= Opekta =

Former German pectin and spice company

An Opekta advertising poster from Anne Frank's room in the Secret Annexe. "Nù zelf Jam maken met Opekta", roughly "Now make homemade Jam with Opekta"

Opekta was a German pectin and spice company that existed between 1928 and 1995. It is notable for its Dutch operation being based in the building at Prinsengracht 263 that later became the Anne Frank House. Opekta was based in Cologne and expanded into the Netherlands in 1933, at which time Otto Frank moved from Germany to Amsterdam to become managing director of the new Dutch operation. Otto Frank was in charge of the manufacturing and distribution of the pectin-based gelling preparations, to be used in jam making.

The company continued to trade from the same building while Frank, his family (including his youngest daughter Anne Frank) and several other Jews hid from persecution stemming from the Nazi Occupation of the Netherlands during the Second World War.

==History==
The Opekta company was based in Cologne, Germany, founded and owned by the Austrian chemists Robert Feix and Richard Fackeldey.
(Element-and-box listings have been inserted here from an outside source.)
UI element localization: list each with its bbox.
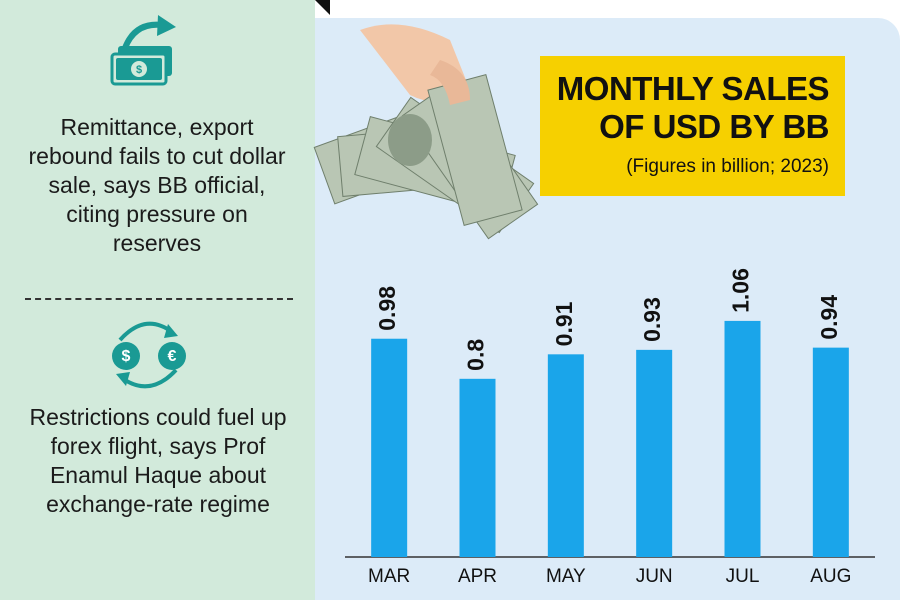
svg-text:$: $ <box>136 64 142 76</box>
bar <box>812 347 849 557</box>
x-tick-label: APR <box>458 566 497 587</box>
bar <box>459 378 496 557</box>
data-label: 0.93 <box>639 297 665 342</box>
note: Remittance, export rebound fails to cut … <box>28 114 286 256</box>
data-label: 1.06 <box>728 268 754 313</box>
x-tick-label: JUN <box>636 566 673 587</box>
money-illustration <box>313 24 539 240</box>
data-label: 0.98 <box>374 286 400 331</box>
title-box: MONTHLY SALES OF USD BY BB (Figures in b… <box>540 56 845 196</box>
remittance-icon: $ <box>110 15 176 86</box>
separator <box>25 298 293 300</box>
svg-text:$: $ <box>122 348 131 365</box>
bar <box>636 349 673 557</box>
data-label: 0.94 <box>816 295 842 340</box>
chart-subtitle: (Figures in billion; 2023) <box>626 156 829 177</box>
data-label: 0.91 <box>551 301 577 346</box>
side-panel: $ $ € Remittance, export rebound fails t… <box>0 0 315 600</box>
x-tick-label: AUG <box>810 566 851 587</box>
bar <box>724 320 761 557</box>
bar <box>547 354 584 557</box>
chart-title: MONTHLY SALES OF USD BY BB <box>556 70 830 145</box>
note: Restrictions could fuel up forex flight,… <box>29 404 287 517</box>
bar <box>371 338 408 557</box>
corner <box>315 0 330 15</box>
x-tick-label: MAY <box>546 566 586 587</box>
exchange-icon: $ € <box>112 321 186 389</box>
data-label: 0.8 <box>463 339 489 371</box>
svg-text:€: € <box>168 348 177 365</box>
x-tick-label: JUL <box>726 566 760 587</box>
x-tick-label: MAR <box>368 566 410 587</box>
icons: $ $ € <box>110 15 186 389</box>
- 1933: The German businessman Otto Frank, then still residing in Germany, was appointed to aid their expansion into the Netherlands. Frank had already considered moving his family to the Netherlands following the election of Adolf Hitler and the rise of Nazism, so he accepted the post and moved alone to Amsterdam to find premises for the company. He had briefly managed a large rival firm, Pomosin, which traded pectin to factories from the Dutch town of Utrecht but decided that retail trade would be more lucrative in the Dutch market than wholesale. His franchise for the Amsterdam branch of Opekta was established in September 1933. In December 1933, his wife, Edith Frank-Holländer, found an apartment for the family on Merwedeplein in southern Amsterdam.
- 1934: The company became too cramped and moved to the Amsterdam address of 400 Singel. It moved once again to new premises located at 263 Prinsengracht. Victor Kugler, an ex-colleague from Pomosin, came on board almost immediately to help run the company. The workforce was small - apart from a junior clerk, the only other employee was a secretary, who left a few months after the company started trading. She was replaced by Miep Gies, whose duties extended from the secretarial to public relations and advertising.
- 1938: Gies appeared in a promotional film to promote the Opekta product, which was used to demonstrate to consumers how easy it was to use in cooking. That year, they were joined by two other employees, Hermann van Pels as an herb specialist and Johannes Kleiman as a bookkeeper. Bep Voskuijl, who had been the administration manager when the war broke out, had been taken on in the previous year, 1937.
- 1940: After the arrival of the German occupiers, the company was re-registered under the name of Victor Kugler to prevent it from being confiscated as a Jewish-owned business. Frank remained in charge but in secret.
- 1941: The company was renamed Gies & Co. and Frank resigned as they were forced into hiding in the secret annex within the building.
- 1942: Frank continued as a silent partner in the company. Their two-year confinement, aided by Kleiman, Kugler, Gies and Voskuijl, was famously chronicled by Frank's youngest daughter, Anne, in an autobiographical work, The Diary of a Young Girl, published posthumously in 1947.
- 1953: Frank retired as director of Opekta and was succeeded by Kleiman until he died in 1959.
- 1954: The building at 263 Prinsengracht was sold to developers and Opekta was given notice to vacate the premises. Anne Frank's diary had drawn readers to visit the premises by this time and a successful campaign saved the building from demolition.
- 1955: Opekta left the building
- 1960: The building re-opened as the Anne Frank House, a museum dedicated to the life and writings of Anne Frank.
- 1995: Dr. Oetker acquired the company in August.